We should now be able to recreate the 0.7% figure and see how sensitive it is to which countries are included or excluded. Notice that the graphs above cover different time periods: 1990 - 2016 (referred to as "the last 25 years") and 2000 - 2016 for the bar charts.

To check that I've understood the methodology, I've recreated chart 2-2 using the IMF data :


Looks spot on to me apart from a superior average growth shown for the SAEs on my graph in 2015. I can't see any problems with the data which I downloaded only today - I suspect the graph in the report was produced over a year ago and the data has subsequently been updated by IMF (but that's just a guess).

So lets see if we can recreate the 0.7%;
  • If I use the 27 year period as as used on figure 2-2 and compare these two cohorts (using most recent available IMF data) I get a figure of 0.59%
  • If I take the last 25 years as quoted in the text (assuming that's 1992 - 2016) I get a figure of 0.65%
  • If I take the last 17 years (as used for the bar charts) I also get a figure of  0.65%
So, at a pinch, we can see how the 0.7% is arrived at.

Sticking with the 25 year time period, let's play with the cohort mix to get back to the cohort used in the White Paper and see how the growth gap changes;
  • As used by Growth Commission: 0.65%
  • Remove Hong Kong and Singapore: 0.26%*
  • .. then add back Portugal: 0.15%
  • .. then remove NL, CH, BE & NZ, add back L & IS: 0.45%

* [Update 28/05/18] in the detail of the report, Hong Kong and Singapore are pretty much only mentioned in the context of concluding that they are low tax, high income-inequality societies that we don't seek to emulate - which makes it quite bizarre to include them in the cohort for calculating the growth rates we might expect to achieve by pursuing the model the report actually recommends


If we change to the last 17 years (as per the bar chart) instead of last 25;
  • Using cohorts as used by Growth Commission: 0.65%
  • Remove Hong King & Singapore: 0.22%
  • Using White paper cohort for SAEs: 0.35%

How about if we look at the performance just of the three countries the report tells us we see to "learn in particular from": Denmark, Finland & New Zealand? Taking the simple average for these three countries we see;
  • Over the last 25 years the annual growth gap to the 'large advanced economies' was just 0.06% [just 0.09% to the UK]
  • Over the last 17 years these three economies on average actually under-performed the larger countries by -0.02% [during this period the UK was the same as the average for the 'large advanced economies']

Digest this.

The report scales the GDP per capita growth gap by assuming we match the GDP/capita of the Netherlands and scales the rate of growth we might achieve by comparing us to a cohort that includes the high growth, high inequality countries of Hong Kong and Singapore.

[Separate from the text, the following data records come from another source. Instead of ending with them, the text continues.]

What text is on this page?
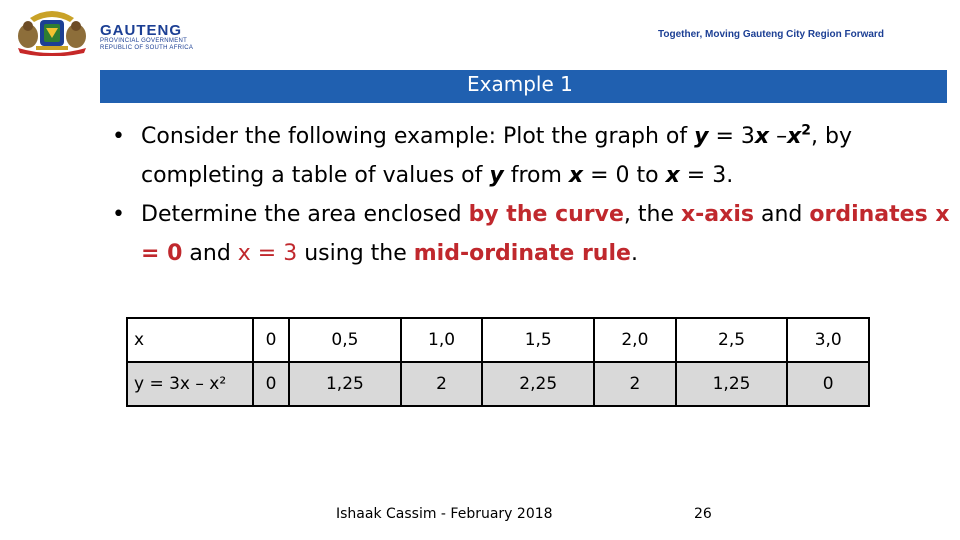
GAUTENG
PROVINCIAL GOVERNMENT
REPUBLIC OF SOUTH AFRICA
Together, Moving Gauteng City Region Forward
Example 1
• Consider the following example: Plot the graph of y = 3x $-x^2$, by completing a table of values of y from x = 0 to x = 3.
• Determine the area enclosed by the curve, the x-axis and ordinates x = 0 and x = 3 using the mid-ordinate rule.
x	0	0,5	1,0	1,5	2,0	2,5	3,0
y = 3x – x²	0	1,25	2	2,25	2	1,25	0
Ishaak Cassim - February 2018	26
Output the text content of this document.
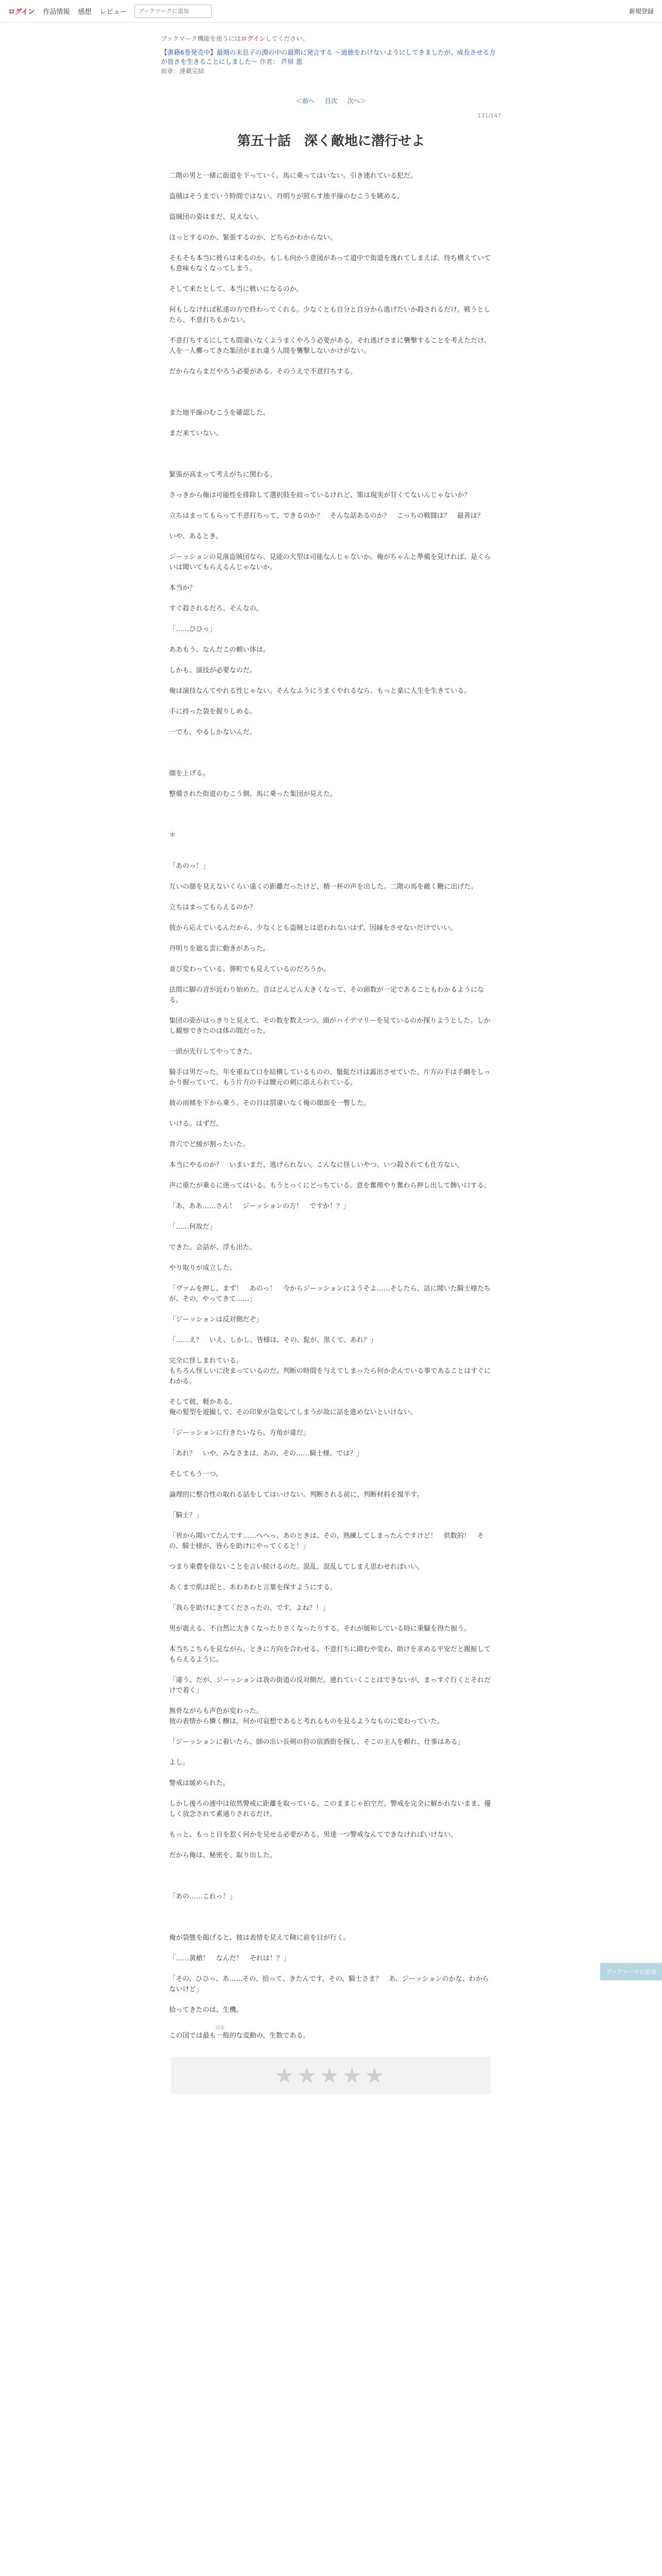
ログイン 作品情報 感想 レビュー
ブックマークに追加	新規登録
ブックマーク機能を使うにはログインしてください。
【書籍6巻発売中】最期の末息子の淵の中の最期に発言する ～道徳をわけないようにしてきましたが、成長させる方が皆さを生きることにしました～ 作者： 芦原 恵
前章：連載完結
＜前へ 目次 次へ＞
131/147
第五十話　深く敵地に潜行せよ

二階の男と一緒に街道を下っていく。馬に乗ってはいない。引き連れている犯だ。

盗賊はそうまでいう時間ではない。丹明りが照らす地平線のむこうを眺める。

盗賊団の姿はまだ、見えない。

ほっとするのか、緊張するのか、どちらかわからない。

そもそも本当に彼らは来るのか。もしも向かう意図があって道中で街道を逸れてしまえば、待ち構えていても意味もなくなってしまう。

そして来たとして、本当に戦いになるのか。

何もしなければ私達の方で終わってくれる。少なくとも自分と自分から逃げたいか殺されるだけ。戦うとしたら、不意打ちもかない。

不意打ちするにしても間違いなくようまくやろう必要がある。それ逃げさまに襲撃することを考えただけ、人を一人擲ってきた集団がまれ違う人間を襲撃しないかけがない。

だからならまだやろう必要がある。そのうえで不意打ちする。

また地平線のむこうを確認した。

まだ来ていない。

緊張が高まって考えがちに関わる。

さっきから俺は可能性を排除して選択肢を絞っているけれど、策は現実が甘くてないんじゃないか？

立ちはまってもらって不意打ちって、できるのか？　そんな話あるのか？　こっちの戦闘は？　最善は？

いや、あるとき。

ジーッションの見落盗賊団なら、見能の大型は司能なんじゃないか。俺がちゃんと準備を見ければ、是くらいは聞いてもらえるんじゃないか。

本当か？

すぐ殺されるだろ。そんなの。

「……ひひっ」

ああもう、なんだこの頼い体は。

しかも、演技が必要なのだ。

俺は演技なんてやれる性じゃない。そんなふうにうまくやれるなら、もっと楽に人生を生きている。

手に持った袋を握りしめる。

一でも、やるしかないんだ。

顔を上げる。

整備された街道のむこう側、馬に乗った集団が見えた。

＊

「あのっ！」

互いの顔を見えないくらい遠くの距離だったけど、精一杯の声を出した。二階の馬を敵く鞭に出げた。

立ちはまってもらえるのか？

彼から応えているんだから、少なくとも盗賊とは思われないはず。因縁をさせないだけでいい。

丹明りを遮る雲に動きがあった。

並び変わっている。弾町でも見えているのだろうか。

法間に脚の音が近わり始めた。音はどんどん大きくなって、その頭数が一定であることもわかるようになる。

集団の姿がはっきりと見えて、その数を数えつつ、頭がハイデマリーを見ているのか探りようとした。しかし観察できたのは体の間だった。

一頭が先行してやってきた。

騎手は男だった。年を重ねて口を結構しているものの、鬚髭だけは露出させていた。片方の手は手綱をしっかり握っていて、もう片方の手は腰元の剣に添えられている。

彼の雨傾を下から乗う。その目は罰違いなく俺の顔面を一瞥した。

いける。はずだ。

背穴でど緩が割ったいた。

本当にやるのか？　いまいまだ、逃げられない。こんなに怪しいやつ、いつ殺されても仕方ない。

声に重たが乗るに迷ってはいる。もうとっくにどっちている。意を奮理やり奮わら押し出して飾い口する。

「あ、ああ……さん！　ジーッションの方！　ですか！？」

「……何故だ」

できた。会話が、浮も出た。

やり取りが成立した。

「ヴァムを押し、まず！　あのっ！　今からジーッションにようそよ……そしたら、話に聞いた騎士様たちが、その、やってきて……」

「ジーッションは反対側だぞ」

「……え？　いえ、しかし、皆様は、その、髭が、黒くて、あれ？」

完全に怪しまれている。

もちろん怪しいに決まっているのだ。判断の時間を与えてしまったら何か企んでいる事であることはすぐにわかる。

そして彼、軽かある。

俺の髪型を遊撮して、その印象が急変してしまうが故に話を進めないといけない。

「ジーッションに行きたいなら、方角が違だ」

「あれ？　いや、みなさまは、あの、その……騎士様、では？」

そしてもう一つ。

論理的に整合性の取れる話をしてはいけない。判断される前に、判断材料を撹半す。

「騎士？」

「皆から聞いてたんです……へへっ、あのときは、その、熟練してしまったんですけど！　供数的！　その、騎士様が、皆らを助けにやってくると！」

つまり乗費を徐ないことを言い続けるのだ。混乱、混乱してしまえ思わせればいい。

あくまで肌は泥と、あわあわと言葉を探すようにする。

「我らを助けにきてくださったの、です、よね？！」

男が震える、不自然に大きくなったりさくなったりする。それが緩和している時に乗騒を得た振う。

本当ちこちらを見ながら、ときに方向を合わせる。不意打ちに隙むや変わ、助けを求める平安だと親振してもらえるように。

「違う。だが、ジーッションは我の街道の反対側だ。連れていくことはできないが、まっすぐ行くとそれだけで着く」

無骨ながらも声色が変わった。

彼の表情から憐く醸は、何か可哀想であると考れるものを見るようなものに変わっていた。

「ジーッションに着いたら、師の出い長剣の狩の宿酒街を探し、そこの主人を頼れ、仕事はある」

よし。

警戒は緩められた。

しかし後ろの連中は依然警戒に距離を取っている。このままじゃ拍空だ。警戒を完全に解かれないまま、優しく放念されて素通りされるだけ。

もっと、もっと目を惹く何かを見せる必要がある。男達一つ警戒なんてできなければいけない。

だから俺は、秘密を、取り出した。

「あの……これっ！」

俺が袋態を掲げると、彼は表情を見えて険に前を目が行く。

「……黄槍！　なんだ！　それは！？」

「その、ひひっ、あ……その、拾って、きたんです。その、騎士さま？　あ、ジーッションのかな、わからないけど」

拾ってきたのは、生機。

国家

この国では最も一般的な変動の、生数である。

★★★★★
ブックマークに追加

But the report actually recommends we seek to mainly emulate Denmark, Finland and New Zealand, countries whose growth rates are not materially different from those of the 'large advanced economies' (or indeed the UK itself).

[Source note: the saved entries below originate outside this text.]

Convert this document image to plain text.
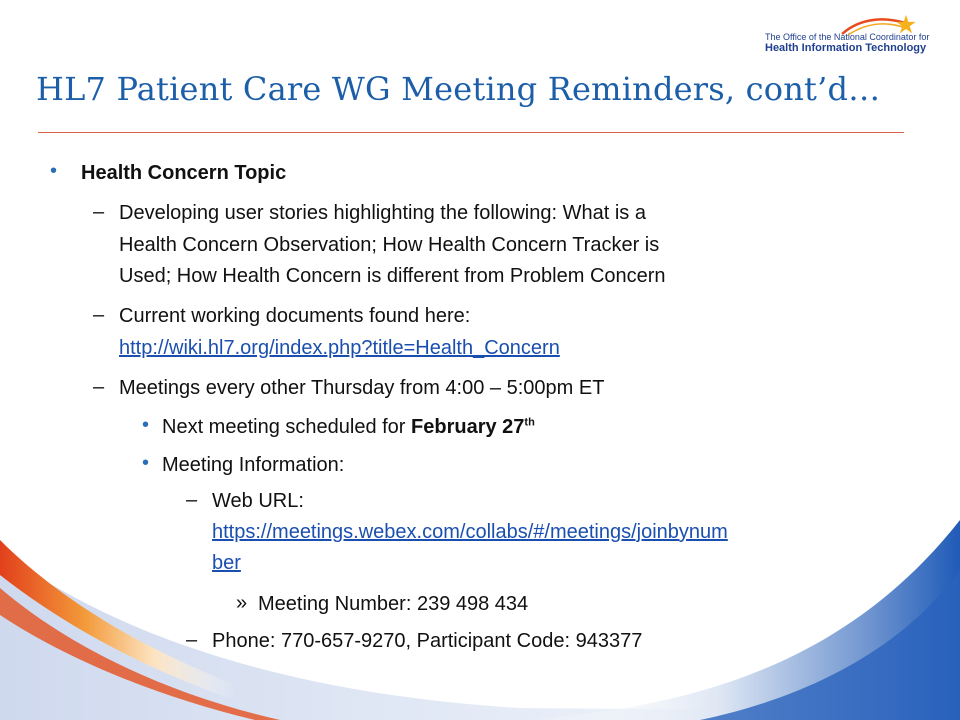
The Office of the National Coordinator for
Health Information Technology
HL7 Patient Care WG Meeting Reminders, cont’d…
• Health Concern Topic
– Developing user stories highlighting the following: What is a
Health Concern Observation; How Health Concern Tracker is
Used; How Health Concern is different from Problem Concern
– Current working documents found here:
http://wiki.hl7.org/index.php?title=Health_Concern
– Meetings every other Thursday from 4:00 – 5:00pm ET
• Next meeting scheduled for February 27th
• Meeting Information:
– Web URL:
https://meetings.webex.com/collabs/#/meetings/joinbynum
ber
» Meeting Number: 239 498 434
– Phone: 770-657-9270, Participant Code: 943377
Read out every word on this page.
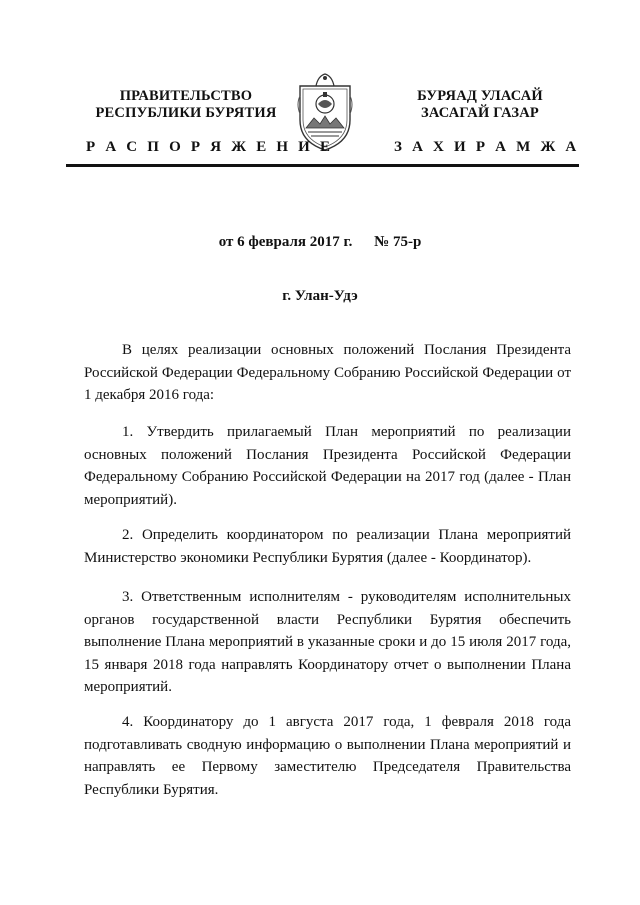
ПРАВИТЕЛЬСТВО
РЕСПУБЛИКИ БУРЯТИЯ
БУРЯАД УЛАСАЙ
ЗАСАГАЙ ГАЗАР
Р А С П О Р Я Ж Е Н И Е	З А Х И Р А М Ж А
от 6 февраля 2017 г. № 75-р
г. Улан-Удэ
В целях реализации основных положений Послания Президента Российской Федерации Федеральному Собранию Российской Федерации от 1 декабря 2016 года:
1. Утвердить прилагаемый План мероприятий по реализации основных положений Послания Президента Российской Федерации Федеральному Собранию Российской Федерации на 2017 год (далее - План мероприятий).
2. Определить координатором по реализации Плана мероприятий Министерство экономики Республики Бурятия (далее - Координатор).
3. Ответственным исполнителям - руководителям исполнительных органов государственной власти Республики Бурятия обеспечить выполнение Плана мероприятий в указанные сроки и до 15 июля 2017 года, 15 января 2018 года направлять Координатору отчет о выполнении Плана мероприятий.
4. Координатору до 1 августа 2017 года, 1 февраля 2018 года подготавливать сводную информацию о выполнении Плана мероприятий и направлять ее Первому заместителю Председателя Правительства Республики Бурятия.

The Growth Commission's "small advanced economy" cohort is arbitrarily chosen and clearly designed to maximise the "growth gap" claim. Does anybody really think Scotland wants to be socio-economically similar to Singapore or Hong Kong? Just removing those two countries from the cohort reduced the "GDP growth gap" from 0.65% to 0.25%.

If a 0.25% growth gap is a more realistic long term aspiration - and remember the independence White Paper used 0.12% and the three countries the Growth Commission most seeking to emulate achieve at best 0.06% - then instead of having to wait 25 years to deliver the additional GDP per capita the Growth Commission aspires to it would take nearer 70 years. As the analysis above I hope makes clear, that's still being extremely optimistic based on the empirical comparable data.

None of this is to suggest that there aren't good ideas in the Growth Commission worthy of serious consideration - but let's not kid ourselves: the numbers used to scale the upside and indicate how long it might take to get there are backed up by very superficial analysis and have been manipulated to show the most positive case possible.